É muito triste como ela sempre precisou dos filhos. Há uma dependência emocional excessivamente desesperadora dela por seus filhos. Ela deixa claro que eles são tudo, e ouso dizer que se falassem para ela se aceitava tudo o que passou, de novo, por eles, ela aceitaria. É triste, pois hoje vemos como eles não têm noção da mãe que tem, e o que ela passou por eles.
Mas, Britney é incapaz de falar algo deles. São anjos dentro do livro, são tudo. É o universo dela. E confesso que me frustrou um pouco em como ela (ou como quis ser retratada) é ingênua. Ela tem uma necessidade perturbadora de ser boa, de não magoar os outros, de estar na caixinha de garota boa. E quando tenta se rebelar dessa cobrança, se julga como garota má. Com isso, se torna mais fácil para ela perdoar pessoas que não deveriam ter o seu perdão (como a irmã).
O que me leva a questionar. Britney, de fato, é tão ingênua nesse nível?
Por vezes, durante a narrativa, tive a impressão de que, como perdeu a infância sendo taxada de adulta, ela não cresceu de forma linear, hoje, então, coexistindo a mulher com a garota, e por isso, essa infantilização e inocência ou mesmo tempo que possui rompantes de mulher. Confuso? Mas, para uma garota que aos nove perguntavam a ela sobre homens, que se impôs responsabilidades de mulher aos dez, onze... ela "cresceu muito rápido" e ao mesmo tempo não cresceu. E não noto que houve nem um apoio durante esse período, apenas cobranças.

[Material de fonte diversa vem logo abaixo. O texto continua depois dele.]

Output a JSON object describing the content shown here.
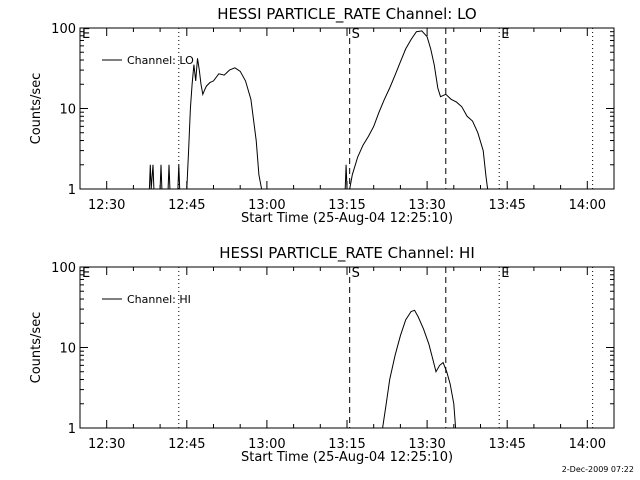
{
  "timestamp": "2-Dec-2009 07:22",
  "chart_data": [
    {
      "type": "line",
      "title": "HESSI PARTICLE_RATE Channel: LO",
      "xlabel": "Start Time (25-Aug-04 12:25:10)",
      "ylabel": "Counts/sec",
      "yscale": "log",
      "ylim": [
        1,
        100
      ],
      "ytick_labels": [
        "1",
        "10",
        "100"
      ],
      "xlim": [
        "12:25",
        "14:05"
      ],
      "xtick_labels": [
        "12:30",
        "12:45",
        "13:00",
        "13:15",
        "13:30",
        "13:45",
        "14:00"
      ],
      "legend": {
        "placement": "top-left",
        "label": "Channel: LO"
      },
      "markers": [
        {
          "time": "12:43:30",
          "style": "dotted",
          "label": ""
        },
        {
          "time": "13:15:30",
          "style": "dashed",
          "label": "S"
        },
        {
          "time": "13:33:30",
          "style": "dashed",
          "label": ""
        },
        {
          "time": "13:43:30",
          "style": "dotted",
          "label": "E"
        },
        {
          "time": "14:01:00",
          "style": "dotted",
          "label": ""
        }
      ],
      "corner_label": "E",
      "series": [
        {
          "name": "Channel: LO",
          "points": [
            [
              "12:38:00",
              1
            ],
            [
              "12:38:10",
              2
            ],
            [
              "12:38:20",
              1
            ],
            [
              "12:38:40",
              2
            ],
            [
              "12:38:50",
              1
            ],
            [
              "12:40:00",
              1
            ],
            [
              "12:40:10",
              2
            ],
            [
              "12:40:20",
              1
            ],
            [
              "12:41:30",
              1
            ],
            [
              "12:41:40",
              2
            ],
            [
              "12:41:50",
              1
            ],
            [
              "12:43:20",
              1
            ],
            [
              "12:43:30",
              2
            ],
            [
              "12:43:40",
              1
            ],
            [
              "12:45:00",
              1
            ],
            [
              "12:45:20",
              3
            ],
            [
              "12:45:40",
              10
            ],
            [
              "12:46:00",
              20
            ],
            [
              "12:46:20",
              35
            ],
            [
              "12:46:40",
              22
            ],
            [
              "12:47:00",
              42
            ],
            [
              "12:47:20",
              30
            ],
            [
              "12:47:40",
              20
            ],
            [
              "12:48:00",
              15
            ],
            [
              "12:48:20",
              17
            ],
            [
              "12:48:40",
              19
            ],
            [
              "12:49:20",
              21
            ],
            [
              "12:50:00",
              22
            ],
            [
              "12:51:00",
              27
            ],
            [
              "12:52:00",
              26
            ],
            [
              "12:53:00",
              30
            ],
            [
              "12:54:00",
              32
            ],
            [
              "12:55:00",
              29
            ],
            [
              "12:56:00",
              22
            ],
            [
              "12:57:00",
              13
            ],
            [
              "12:58:00",
              4
            ],
            [
              "12:58:30",
              1.5
            ],
            [
              "12:59:00",
              1
            ],
            [
              "13:14:40",
              1
            ],
            [
              "13:14:50",
              2
            ],
            [
              "13:15:00",
              1
            ],
            [
              "13:15:30",
              1
            ],
            [
              "13:16:00",
              1.5
            ],
            [
              "13:17:00",
              2.5
            ],
            [
              "13:18:00",
              3.5
            ],
            [
              "13:19:00",
              4.5
            ],
            [
              "13:20:00",
              6
            ],
            [
              "13:21:00",
              9
            ],
            [
              "13:22:00",
              13
            ],
            [
              "13:23:00",
              18
            ],
            [
              "13:24:00",
              26
            ],
            [
              "13:25:00",
              38
            ],
            [
              "13:26:00",
              55
            ],
            [
              "13:27:00",
              72
            ],
            [
              "13:28:00",
              90
            ],
            [
              "13:29:00",
              92
            ],
            [
              "13:30:00",
              78
            ],
            [
              "13:30:40",
              55
            ],
            [
              "13:31:20",
              35
            ],
            [
              "13:32:00",
              18
            ],
            [
              "13:32:30",
              14
            ],
            [
              "13:33:30",
              15
            ],
            [
              "13:34:30",
              13
            ],
            [
              "13:35:30",
              12
            ],
            [
              "13:36:30",
              10.5
            ],
            [
              "13:37:30",
              8
            ],
            [
              "13:38:30",
              7
            ],
            [
              "13:39:30",
              5
            ],
            [
              "13:40:30",
              3
            ],
            [
              "13:41:00",
              1.5
            ],
            [
              "13:41:20",
              1
            ]
          ]
        }
      ]
    },
    {
      "type": "line",
      "title": "HESSI PARTICLE_RATE Channel: HI",
      "xlabel": "Start Time (25-Aug-04 12:25:10)",
      "ylabel": "Counts/sec",
      "yscale": "log",
      "ylim": [
        1,
        100
      ],
      "ytick_labels": [
        "1",
        "10",
        "100"
      ],
      "xlim": [
        "12:25",
        "14:05"
      ],
      "xtick_labels": [
        "12:30",
        "12:45",
        "13:00",
        "13:15",
        "13:30",
        "13:45",
        "14:00"
      ],
      "legend": {
        "placement": "top-left",
        "label": "Channel: HI"
      },
      "markers": [
        {
          "time": "12:43:30",
          "style": "dotted",
          "label": ""
        },
        {
          "time": "13:15:30",
          "style": "dashed",
          "label": "S"
        },
        {
          "time": "13:33:30",
          "style": "dashed",
          "label": ""
        },
        {
          "time": "13:43:30",
          "style": "dotted",
          "label": "E"
        },
        {
          "time": "14:01:00",
          "style": "dotted",
          "label": ""
        }
      ],
      "corner_label": "E",
      "series": [
        {
          "name": "Channel: HI",
          "points": [
            [
              "13:21:40",
              1
            ],
            [
              "13:22:20",
              2
            ],
            [
              "13:23:00",
              4
            ],
            [
              "13:24:00",
              8
            ],
            [
              "13:25:00",
              14
            ],
            [
              "13:26:00",
              22
            ],
            [
              "13:27:00",
              28
            ],
            [
              "13:27:40",
              29
            ],
            [
              "13:28:20",
              24
            ],
            [
              "13:29:20",
              17
            ],
            [
              "13:30:20",
              11
            ],
            [
              "13:31:00",
              7.5
            ],
            [
              "13:31:40",
              5
            ],
            [
              "13:32:20",
              6
            ],
            [
              "13:33:00",
              6.5
            ],
            [
              "13:33:40",
              5
            ],
            [
              "13:34:20",
              3.5
            ],
            [
              "13:35:00",
              2
            ],
            [
              "13:35:20",
              1
            ]
          ]
        }
      ]
    }
  ]
}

Fora isso, também noto essa necessidade extrema de aceitação, de bondade, de tantas camadas que me fazem questionar o quão permissiva ela foi durante todos esses anos. Por conta da ingenuidade? É uma questão difícil de entender, porque aqui é mais um desabafo do que autobiografia, essa é a verdade.

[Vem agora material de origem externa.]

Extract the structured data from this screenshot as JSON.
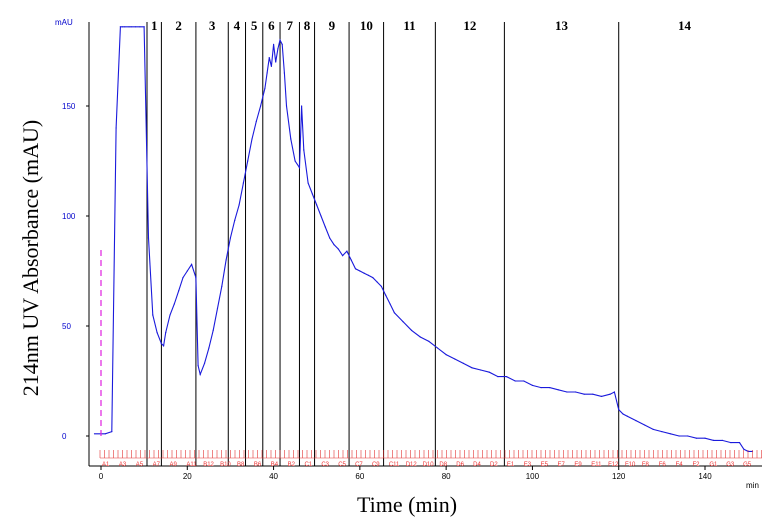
{
  "chart_data": {
    "type": "line",
    "xlabel": "Time (min)",
    "ylabel": "214nm UV Absorbance (mAU)",
    "y_unit": "mAU",
    "x_unit": "min",
    "xlim": [
      -1,
      151
    ],
    "ylim": [
      -8,
      190
    ],
    "x_ticks": [
      0,
      20,
      40,
      60,
      80,
      100,
      120,
      140
    ],
    "y_ticks": [
      0,
      50,
      100,
      150
    ],
    "grid": false,
    "fraction_boundaries": [
      14,
      22,
      29.5,
      33.5,
      37.5,
      41.5,
      46,
      49.5,
      57.5,
      65.5,
      77.5,
      93.5,
      120
    ],
    "fractions": [
      "1",
      "2",
      "3",
      "4",
      "5",
      "6",
      "7",
      "8",
      "9",
      "10",
      "11",
      "12",
      "13",
      "14"
    ],
    "tubes": [
      "A1",
      "A3",
      "A5",
      "A7",
      "A9",
      "A11",
      "B12",
      "B10",
      "B8",
      "B6",
      "B4",
      "B2",
      "C1",
      "C3",
      "C5",
      "C7",
      "C9",
      "C11",
      "D12",
      "D10",
      "D8",
      "D6",
      "D4",
      "D2",
      "E1",
      "E3",
      "E5",
      "E7",
      "E9",
      "E11",
      "F12",
      "F10",
      "F8",
      "F6",
      "F4",
      "F2",
      "G1",
      "G3",
      "G5"
    ],
    "series": [
      {
        "x": [
          -1.5,
          1,
          2.5,
          3.5,
          4.5,
          5,
          5.5,
          6.5,
          7,
          8,
          9,
          10,
          11,
          12,
          13,
          14,
          14.5,
          15,
          16,
          17,
          18,
          19,
          20,
          21,
          22,
          22.5,
          23,
          24,
          25,
          26,
          27,
          28,
          29,
          30,
          31,
          32,
          33,
          34,
          35,
          36,
          37,
          38,
          38.5,
          39,
          39.5,
          40,
          40.5,
          41,
          41.5,
          42,
          42.5,
          43,
          44,
          45,
          46,
          46.5,
          47,
          48,
          49,
          50,
          51,
          52,
          53,
          54,
          55,
          56,
          57,
          58,
          59,
          60,
          61,
          62,
          63,
          64,
          65,
          66,
          67,
          68,
          70,
          72,
          74,
          76,
          78,
          80,
          82,
          84,
          86,
          88,
          90,
          92,
          94,
          96,
          98,
          100,
          102,
          104,
          106,
          108,
          110,
          112,
          114,
          116,
          118,
          119,
          120,
          121,
          122,
          124,
          126,
          128,
          130,
          132,
          134,
          136,
          138,
          140,
          142,
          144,
          146,
          148,
          149,
          150,
          151
        ],
        "y": [
          1,
          1,
          2,
          140,
          190,
          190,
          190,
          190,
          190,
          190,
          190,
          190,
          90,
          55,
          47,
          42,
          41,
          47,
          55,
          60,
          66,
          72,
          75,
          78,
          72,
          32,
          28,
          33,
          40,
          48,
          58,
          68,
          80,
          90,
          98,
          105,
          115,
          125,
          135,
          143,
          150,
          158,
          165,
          172,
          168,
          178,
          170,
          176,
          180,
          178,
          165,
          150,
          135,
          125,
          122,
          150,
          130,
          115,
          110,
          105,
          100,
          95,
          90,
          87,
          85,
          82,
          84,
          80,
          76,
          75,
          74,
          73,
          72,
          70,
          68,
          64,
          60,
          56,
          52,
          48,
          45,
          43,
          40,
          37,
          35,
          33,
          31,
          30,
          29,
          27,
          27,
          25,
          25,
          23,
          22,
          22,
          21,
          20,
          20,
          19,
          19,
          18,
          19,
          20,
          12,
          10,
          9,
          7,
          5,
          3,
          2,
          1,
          0,
          0,
          -1,
          -1,
          -2,
          -2,
          -3,
          -3,
          -6,
          -7,
          -7
        ]
      }
    ]
  },
  "colors": {
    "line": "#1a1adc",
    "axis_tick_y": "#0000cc",
    "tube_marks": "#e33333",
    "dashed_marker": "#e020e0",
    "fraction_lines": "#000000"
  }
}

Por fim, Sam foi poupado, já que estavam casados quando este livro foi escrito. Gostaria de saber o que aconteceu no divórcio, mas como MUITAS lacunas da vida de Britney, isso é algo que ela escolherá contar ou não. Aqui, neste livro, arrisco dizer que se soubemos 20% da vida dessa mulher, foi muito.
Britney é atemporal. É uma incógnita para mim. O que fica claro é que foi a.bu.sa.d.a de inúmeras maneiras pela indústria, pela tutela, pela família e pelos homens em um geral. Ela nunca precisou de tutela, ela sempre foi sã, o que as pessoas nunca entenderam, é que ela era música, ela é inocente nesse ponto, e que mais do que alguém que a controle, ela precisava de alguém que a apoiasse. Ela é artista, faz arte, respira arte, tem uma mente completamente sonhadora, focada em arte, e que por vezes, vive nesse universo de arte. Ela foi incompreendida em sua dor, o que é uma tristeza.
A minha crítica ao livro não é sobre ela, porque a mulher narra força, dor, luto, desespero, um grito de socorro em meio a uma indústria e família que a come viva. Mas sim, à tradução (lido pelo Kindle) do livro. Não sei, achei mecanizada, robótica, mal feita. E, às expectativas criadas (talvez, erro meu), pois esperei que ela me entregasse a galinha inteira (principalmente da tutela), e só recebi as penas.
A Mulher em Mim é mais um relato de vivência, de superação, de anseios, desespero, sonhos perdidos, um mundo que muitos sonhos, mas que poucos aguentariam. É um relato de como fama, dinheiro e poder, envenenam pessoas, e as mais frágeis, são o banquete daqueles que comem tudo o que vê. A Mulher em Mim é um ótimo relato, mas não é a uma autobiografia completa.
E eu espero que a partir desse ponto, ela possa estar em paz, e continuar a mulher a mulher forte que é, seja vivendo sua vida, seja voltando para a música (que ela deixa claro que não pensa tanto), ou seja bordando, fazendo arte, dançando e vivendo por aí. Ela merece.